ECT, a controversial psychiatric treatment that involves the application of electric current to the human body, was intensely experimented with during the mid-20th century by the late psychiatrist Ewan Cameron, a Scottish-born American citizen who had been president of several reputable associations. 

In fact, Cameron was once funded by the CIA and had participated in the Project MKUltra mind control programme, which gave birth to the KUBARK Counterintelligence Interrogation manual — a guide that details the use of abusive techniques, including electric shock, threats and fear, sensory deprivation and isolation.

Throughout the book, the author finds similarities between the Latin American people under abrupt regime changes, and captives in prisons and detention camps tortured through electrocution and other methods outlined in the KUBARK manual. The violent regime changes, wars, weapons and oppression left the people in a state of shock, rendering them idle and unresponsive to their surroundings for a while. It was precisely during this period that some dictators, governments and economists alike forced through significant policy changes without democratic means. 

In the later part of her book, Klein outlines how the “shock and awe” method came full circle in the US under the Bush administration. She points out how the US government quickly pushed through huge changes after the 911 terrorist attack that shocked Americans to their core. Other than President George W Bush, at the centre of this push was Donald Rumsfeld, then secretary of defence and once an admirer of Friedman. 

The author depicts how Bush and Rumsfeld, among others, played a critical role in “corporatising” and “hollowing” the US government through the outsourcing of key functions to private players, partly based on their belief that the market knows best. The government became more of an intermediary that passed on contracts to profit-driven private companies than a provider of social benefits and welfare programmes to the people. 

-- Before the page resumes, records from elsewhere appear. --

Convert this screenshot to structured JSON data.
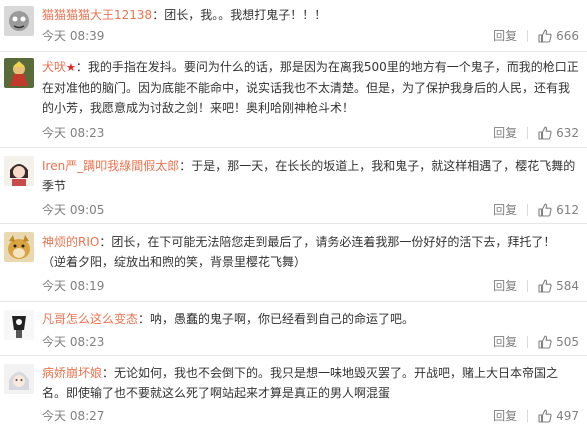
{
  "comments": [
    {
      "username": "猫猫猫猫大王12138",
      "text": "：团长，我。。我想打鬼子！！！",
      "time": "今天 08:39",
      "reply": "回复",
      "likes": "666"
    },
    {
      "username": "犬吠",
      "text": "：我的手指在发抖。要问为什么的话，那是因为在离我500里的地方有一个鬼子，而我的枪口正在对准他的脑门。因为底能不能命中，说实话我也不太清楚。但是，为了保护我身后的人民，还有我的小芳，我愿意成为讨敌之剑！来吧！奥利哈刚神枪斗术！",
      "time": "今天 08:23",
      "reply": "回复",
      "likes": "632"
    },
    {
      "username": "Iren严_蹒叩我綠間假太郎",
      "text": "：于是，那一天，在长长的坂道上，我和鬼子，就这样相遇了，樱花飞舞的季节",
      "time": "今天 09:05",
      "reply": "回复",
      "likes": "612"
    },
    {
      "username": "神烦的RIO",
      "text": "：团长，在下可能无法陪您走到最后了，请务必连着我那一份好好的活下去，拜托了！（逆着夕阳，绽放出和煦的笑，背景里樱花飞舞）",
      "time": "今天 08:19",
      "reply": "回复",
      "likes": "584"
    },
    {
      "username": "凡哥怎么这么变态",
      "text": "：呐，愚蠢的鬼子啊，你已经看到自己的命运了吧。",
      "time": "今天 08:23",
      "reply": "回复",
      "likes": "505"
    },
    {
      "username": "病娇崩坏娘",
      "text": "：无论如何，我也不会倒下的。我只是想一味地毁灭罢了。开战吧，赌上大日本帝国之名。即使输了也不要就这么死了啊站起来才算是真正的男人啊混蛋",
      "time": "今天 08:27",
      "reply": "回复",
      "likes": "497"
    }
  ],
  "colors": {
    "username": "#eb7350",
    "text": "#333333",
    "meta": "#808080",
    "badge": "#e8201a"
  },
  "icons": {
    "like": "thumbs-up-icon",
    "badge": "star-icon"
  }
}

Equally fascinating is the account of how the Bush administration fuelled the rise of disaster capitalism, which allowed corporations, particularly those in defence technology and cybersecurity, to profit hugely from the war in Iraq. The extreme example of disaster capitalism is showcased through the Israeli economy, market and businesses, which the author delves into in detail in one of the chapters.

The Shock Doctrine is an insightful book that gives readers a view of modern economics and political history through the lens of a supporter of left-wing politics and a critic of corporate globalisation.

Also a successful filmmaker, the author expresses her ideas through colourful stories and descriptions based on her life experience and extensive research conducted on the ground. Its strong narrative makes it compelling reading, taking the reader smoothly from chapter to chapter.